28 Mayıs’ta bir Erol Akyavaş retrospektifi açıyoruz.
İstanbul Modern’de bundan sonra ne gibi yenilikler göreceğiz?
Sanatçıların farklı dönemlerini de biriktirmemiz gerekir. Dijital sanata bir sonraki sergilemede daha fazla yer vermeliyiz. Bir de ne yazık ki koleksiyonda olup da bu mekana sığdıramadığımız işler var. Daha büyük bir yere taşınmamız lazım, bu kesin.
Bedri Baykam’ın “Burası Benim Hamamım” isimli çalışması.

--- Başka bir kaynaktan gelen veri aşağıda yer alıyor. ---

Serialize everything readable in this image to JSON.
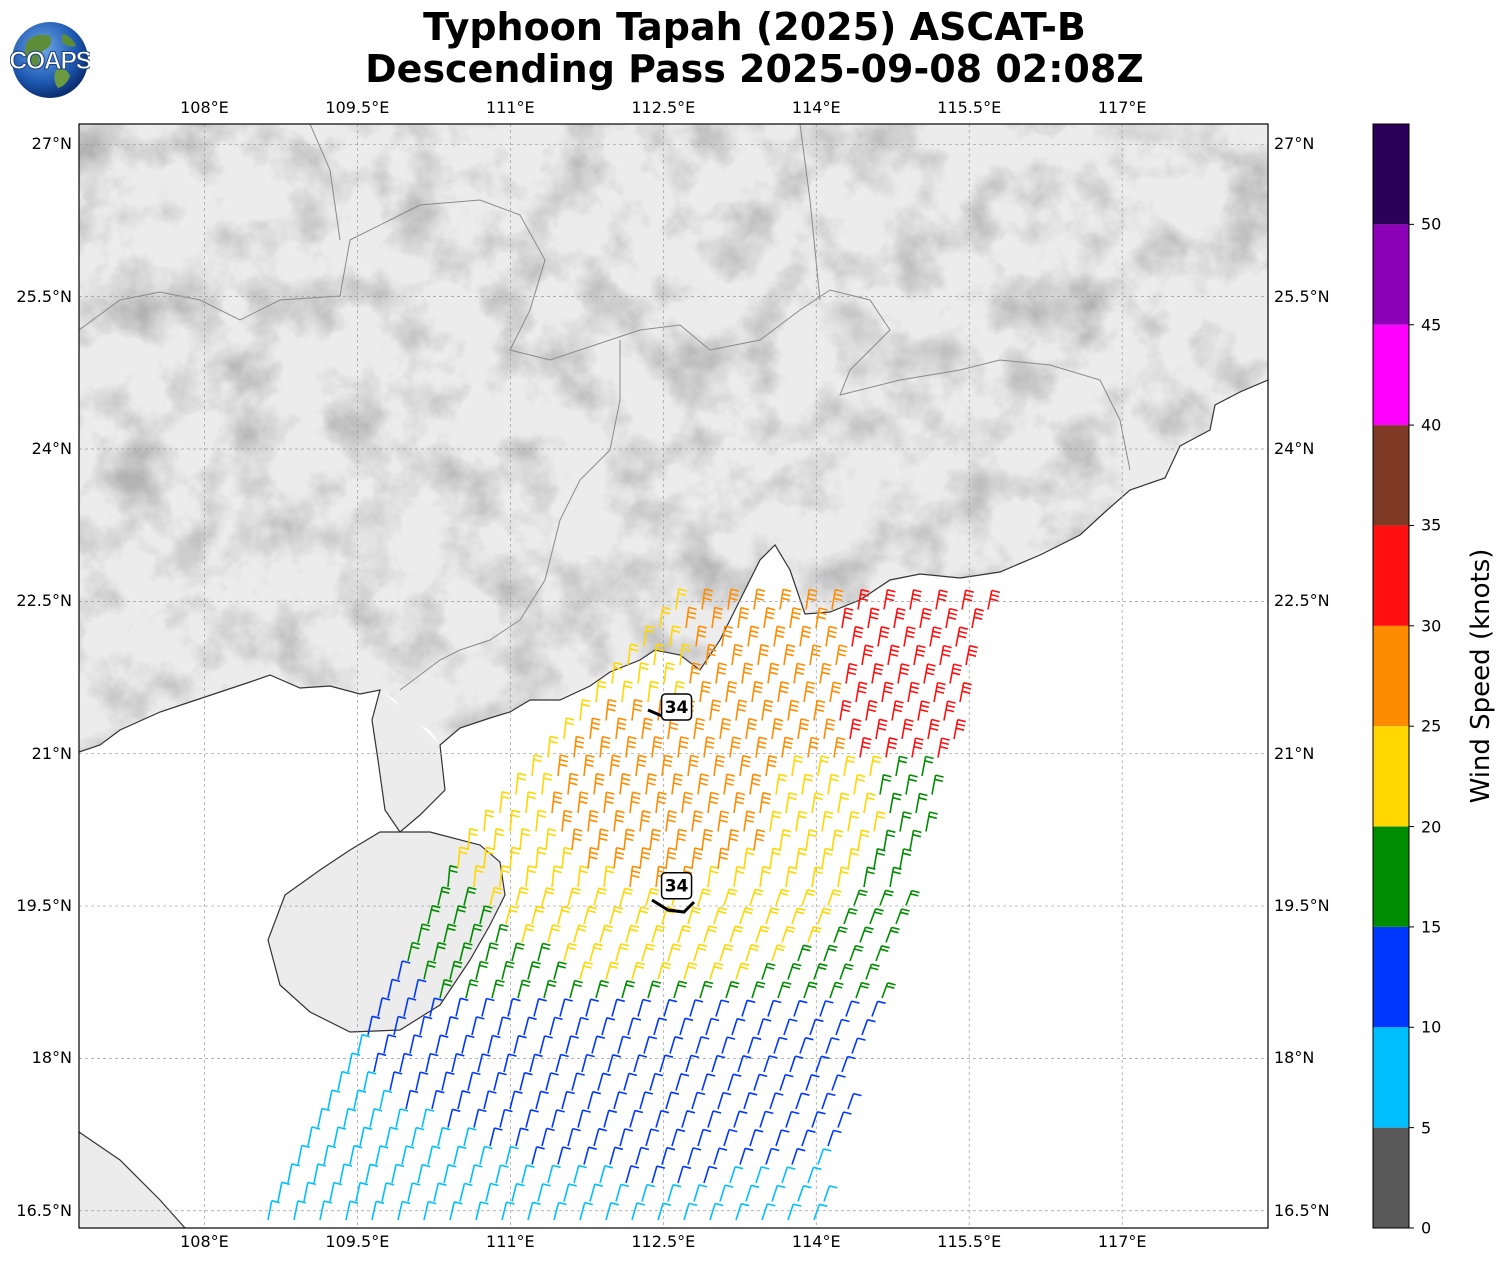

“Ataman’ın ‘Peruk Takan Kadınlar’ı, Baykam’ın ‘Burası Benim Hamamım’ı geldi”
Koleksiyona yeni katılanlardan hangileri öne çıkıyor sizin için?
Kutluğ Ataman’ın “Peruk Takan Kadınlar”ı bir başyapıt olarak koleksiyona katıldı. Kadın kimliğini merkez alan, aynı zamanda Türkiye’nin sosyo-kültürel tarihine odaklanan mikro ve makro politikaları analiz eden bir çalışmadır. Onun dışında Taner Ceylan, Nur Koçak, Ramazan Bayrakoğlu, Handan Börüteçene var... Aynı şekilde Ahmet Ertuğ, Seçkin Pirim, Ekrem Yalçındağ... Bedri Baykam’ın 1987’de ilk İstanbul Bienali’nde sergilenen “Ingres Gerome, Burası Benim Hamamım” isimli çalışması var.
Serginin adı “Geçmiş ve Gelecek”...
Bir müze koleksiyonu temel olarak geçmiş ve gelecek arasında bir köprü, bir terminaldir. Farklı zamanları bugünün gözüyle geleceğe taşır ve enerjik bir potansiyel barındırır. Bu serginin de kendisini konumlandırdığı yer, müze kültüründeki o tarihsel birikimle geleceğe yön verme arasındaki muamma dolu, konuştukça ilginçleşen ama bir taraftan da çoğunlukla hissetmediğimiz şeyler.